Bei Tische formulierte Luther gewohnt deftig: „Wer sind sie denn, die da Christen sein mugen? Seinds die, so Ulenspiegel lesen? Oder, was gleich viel und noch erger ist, die des Bapsts dreck und stanck lesen?“
Da hatte der Reformator schon einen Punkt getroffen. Den Papst hielt Luther bekanntlich für den Antichrist, also den leibhaftigen Teufel. Und Eulenspielgel hat durchaus auch etwas Teuflisches. Dreck und Stank jedenfalls produziert auch der vermeintliche Schalk in einigen Mengen.
Ob es jenen Till tatsächlich gegeben hat, den Anfang des 16. Jahrhunderts der Braunschweiger Schreiber Herman Bote zum (Anti-)Helden eines Buches mit 95 Historien machte, ist ungewiss. Als Geburtsort wird jedenfalls Kneitlingen im Elm angenommen. Deshalb gibt es im Nachbarort Schöppenstedt ein Till-Eulenspiegel-Museum. Das hat nun seine Dauerausstellung erneuert.
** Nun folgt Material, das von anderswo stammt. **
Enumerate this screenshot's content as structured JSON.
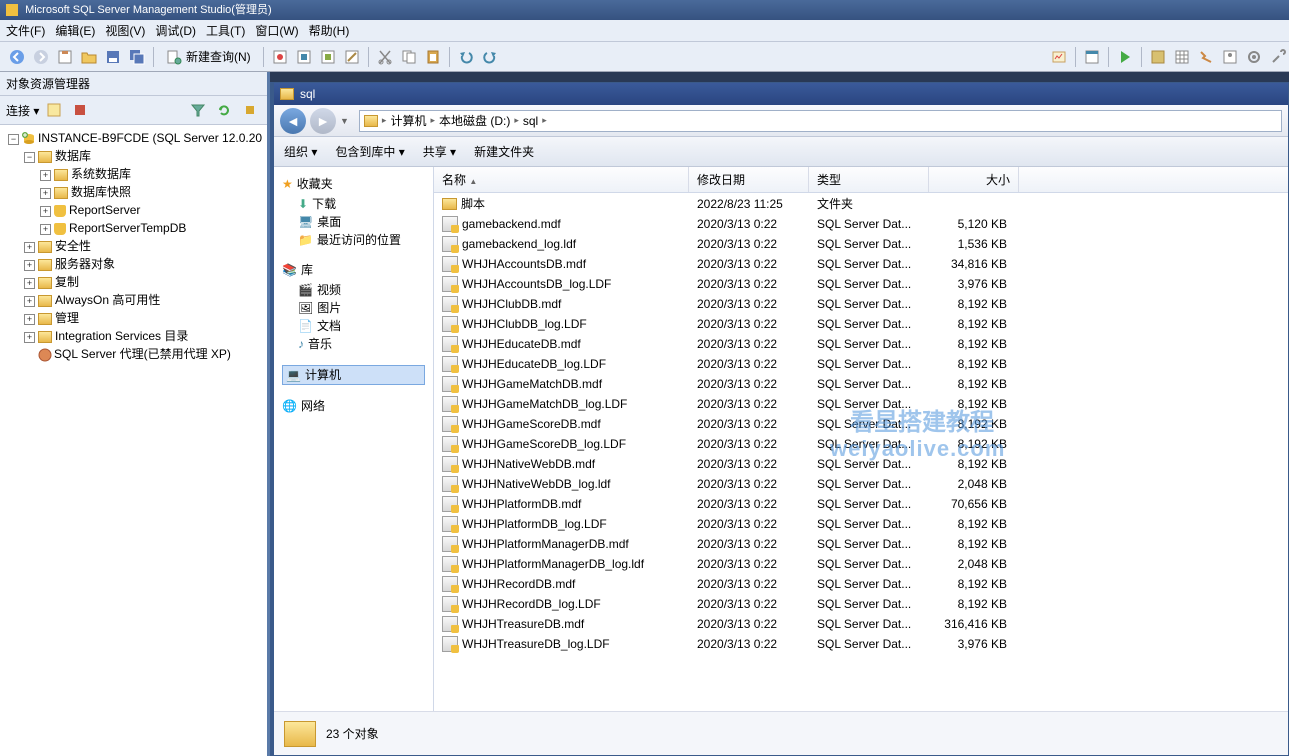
{
  "app": {
    "title": "Microsoft SQL Server Management Studio(管理员)"
  },
  "menus": [
    "文件(F)",
    "编辑(E)",
    "视图(V)",
    "调试(D)",
    "工具(T)",
    "窗口(W)",
    "帮助(H)"
  ],
  "toolbar": {
    "new_query": "新建查询(N)"
  },
  "sidebar": {
    "title": "对象资源管理器",
    "connect_label": "连接 ▾",
    "server": "INSTANCE-B9FCDE (SQL Server 12.0.20",
    "nodes": {
      "databases": "数据库",
      "sys_db": "系统数据库",
      "db_snap": "数据库快照",
      "rpt": "ReportServer",
      "rpt_tmp": "ReportServerTempDB",
      "security": "安全性",
      "server_obj": "服务器对象",
      "replication": "复制",
      "alwayson": "AlwaysOn 高可用性",
      "management": "管理",
      "integration": "Integration Services 目录",
      "agent": "SQL Server 代理(已禁用代理 XP)"
    }
  },
  "explorer": {
    "title": "sql",
    "breadcrumb": [
      "计算机",
      "本地磁盘 (D:)",
      "sql"
    ],
    "cmd": {
      "org": "组织 ▾",
      "include": "包含到库中 ▾",
      "share": "共享 ▾",
      "new": "新建文件夹"
    },
    "nav": {
      "favorites": "收藏夹",
      "download": "下载",
      "desktop": "桌面",
      "recent": "最近访问的位置",
      "library": "库",
      "video": "视频",
      "picture": "图片",
      "doc": "文档",
      "music": "音乐",
      "computer": "计算机",
      "network": "网络"
    },
    "cols": {
      "name": "名称",
      "date": "修改日期",
      "type": "类型",
      "size": "大小"
    },
    "files": [
      {
        "name": "脚本",
        "date": "2022/8/23 11:25",
        "type": "文件夹",
        "size": "",
        "kind": "folder"
      },
      {
        "name": "gamebackend.mdf",
        "date": "2020/3/13 0:22",
        "type": "SQL Server Dat...",
        "size": "5,120 KB",
        "kind": "db"
      },
      {
        "name": "gamebackend_log.ldf",
        "date": "2020/3/13 0:22",
        "type": "SQL Server Dat...",
        "size": "1,536 KB",
        "kind": "db"
      },
      {
        "name": "WHJHAccountsDB.mdf",
        "date": "2020/3/13 0:22",
        "type": "SQL Server Dat...",
        "size": "34,816 KB",
        "kind": "db"
      },
      {
        "name": "WHJHAccountsDB_log.LDF",
        "date": "2020/3/13 0:22",
        "type": "SQL Server Dat...",
        "size": "3,976 KB",
        "kind": "db"
      },
      {
        "name": "WHJHClubDB.mdf",
        "date": "2020/3/13 0:22",
        "type": "SQL Server Dat...",
        "size": "8,192 KB",
        "kind": "db"
      },
      {
        "name": "WHJHClubDB_log.LDF",
        "date": "2020/3/13 0:22",
        "type": "SQL Server Dat...",
        "size": "8,192 KB",
        "kind": "db"
      },
      {
        "name": "WHJHEducateDB.mdf",
        "date": "2020/3/13 0:22",
        "type": "SQL Server Dat...",
        "size": "8,192 KB",
        "kind": "db"
      },
      {
        "name": "WHJHEducateDB_log.LDF",
        "date": "2020/3/13 0:22",
        "type": "SQL Server Dat...",
        "size": "8,192 KB",
        "kind": "db"
      },
      {
        "name": "WHJHGameMatchDB.mdf",
        "date": "2020/3/13 0:22",
        "type": "SQL Server Dat...",
        "size": "8,192 KB",
        "kind": "db"
      },
      {
        "name": "WHJHGameMatchDB_log.LDF",
        "date": "2020/3/13 0:22",
        "type": "SQL Server Dat...",
        "size": "8,192 KB",
        "kind": "db"
      },
      {
        "name": "WHJHGameScoreDB.mdf",
        "date": "2020/3/13 0:22",
        "type": "SQL Server Dat...",
        "size": "8,192 KB",
        "kind": "db"
      },
      {
        "name": "WHJHGameScoreDB_log.LDF",
        "date": "2020/3/13 0:22",
        "type": "SQL Server Dat...",
        "size": "8,192 KB",
        "kind": "db"
      },
      {
        "name": "WHJHNativeWebDB.mdf",
        "date": "2020/3/13 0:22",
        "type": "SQL Server Dat...",
        "size": "8,192 KB",
        "kind": "db"
      },
      {
        "name": "WHJHNativeWebDB_log.ldf",
        "date": "2020/3/13 0:22",
        "type": "SQL Server Dat...",
        "size": "2,048 KB",
        "kind": "db"
      },
      {
        "name": "WHJHPlatformDB.mdf",
        "date": "2020/3/13 0:22",
        "type": "SQL Server Dat...",
        "size": "70,656 KB",
        "kind": "db"
      },
      {
        "name": "WHJHPlatformDB_log.LDF",
        "date": "2020/3/13 0:22",
        "type": "SQL Server Dat...",
        "size": "8,192 KB",
        "kind": "db"
      },
      {
        "name": "WHJHPlatformManagerDB.mdf",
        "date": "2020/3/13 0:22",
        "type": "SQL Server Dat...",
        "size": "8,192 KB",
        "kind": "db"
      },
      {
        "name": "WHJHPlatformManagerDB_log.ldf",
        "date": "2020/3/13 0:22",
        "type": "SQL Server Dat...",
        "size": "2,048 KB",
        "kind": "db"
      },
      {
        "name": "WHJHRecordDB.mdf",
        "date": "2020/3/13 0:22",
        "type": "SQL Server Dat...",
        "size": "8,192 KB",
        "kind": "db"
      },
      {
        "name": "WHJHRecordDB_log.LDF",
        "date": "2020/3/13 0:22",
        "type": "SQL Server Dat...",
        "size": "8,192 KB",
        "kind": "db"
      },
      {
        "name": "WHJHTreasureDB.mdf",
        "date": "2020/3/13 0:22",
        "type": "SQL Server Dat...",
        "size": "316,416 KB",
        "kind": "db"
      },
      {
        "name": "WHJHTreasureDB_log.LDF",
        "date": "2020/3/13 0:22",
        "type": "SQL Server Dat...",
        "size": "3,976 KB",
        "kind": "db"
      }
    ],
    "status": "23 个对象"
  },
  "watermark": {
    "l1": "看星搭建教程",
    "l2": "weiyaolive.com"
  }
}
Zu einem modernen Museum gehören heutzutage allerlei Medien. Ein elektronischer Führer und Hörstationen werden angeboten. Aus dem ersten Kopfhörer tönt eine wohlige Märchenonkelstimme: „Wer in meinen Spiegel schaut, schaut in sein Gesicht und geht mit sich ins Gericht...“
Da ist er schon, der andere Till, der beliebte Volksheld, der weise Narr, der lustige Schelm. Es gibt wohl keine Figur der Weltliteratur, welche im Laufe der Jahrhunderte sein Image derart um 180 Grad gedreht hätte – vom bösen Teufel zur bunten Lichtgestalt. Botes ursprünglicher Eulenspiegel habe mit der volkstümlichen Figur mit der Narrenkappe, als welche Till bis heute im Bewusstsein der Menschen herumspaßt, absolut nichts zu tun, sagt der Politikwissenschaftler Ernst-August Roloff an einer anderen Hörstation.
Ein Grund dafür mag sein, dass Till im Laufe der Zeit in die Kinderliteratur übertragen wurde. Da wurden die harmlosen Historien nacherzählt – also solche, in denen Till auf schikanöse Weise Redensarten wörtlich nimmt oder die schafsköpfige Gutgläubigkeit der Leute ausnutzt. Die große Zahl der bösen, ekligen Geschichten wurde schlicht weggelassen.
„Nach der Wende hatten wir hier viele Leute aus der ehemaligen DDR“, erzählt Museumsleiterin Charlotte Papendorf. „Die haben gesagt, dass sie Till natürlich kennen – als einen, der für Gerechtigkeit war, gegen die Obrigkeit, für die kleinen Leute.“
Stimmt leider auch nicht. Till hat mit Vorliebe Arme und Benachteiligte geschädigt, Kinder gehasst, Tiere gequält. Immerhin aber, meint Charlotte Papendorf, sei er ein unabhängiger, aufmüpfiger, eigensinniger, unbezähmbarer Querkopf gewesen, der sich in keine Ordnung einfügen und keine Regeln anerkennen wollte. Ein Anarcho-Typ, der sich von nichts und niemandem vereinnahmen ließ. Insofern sei die Till-Figur auch für viele Künstler besonders interessant gewesen.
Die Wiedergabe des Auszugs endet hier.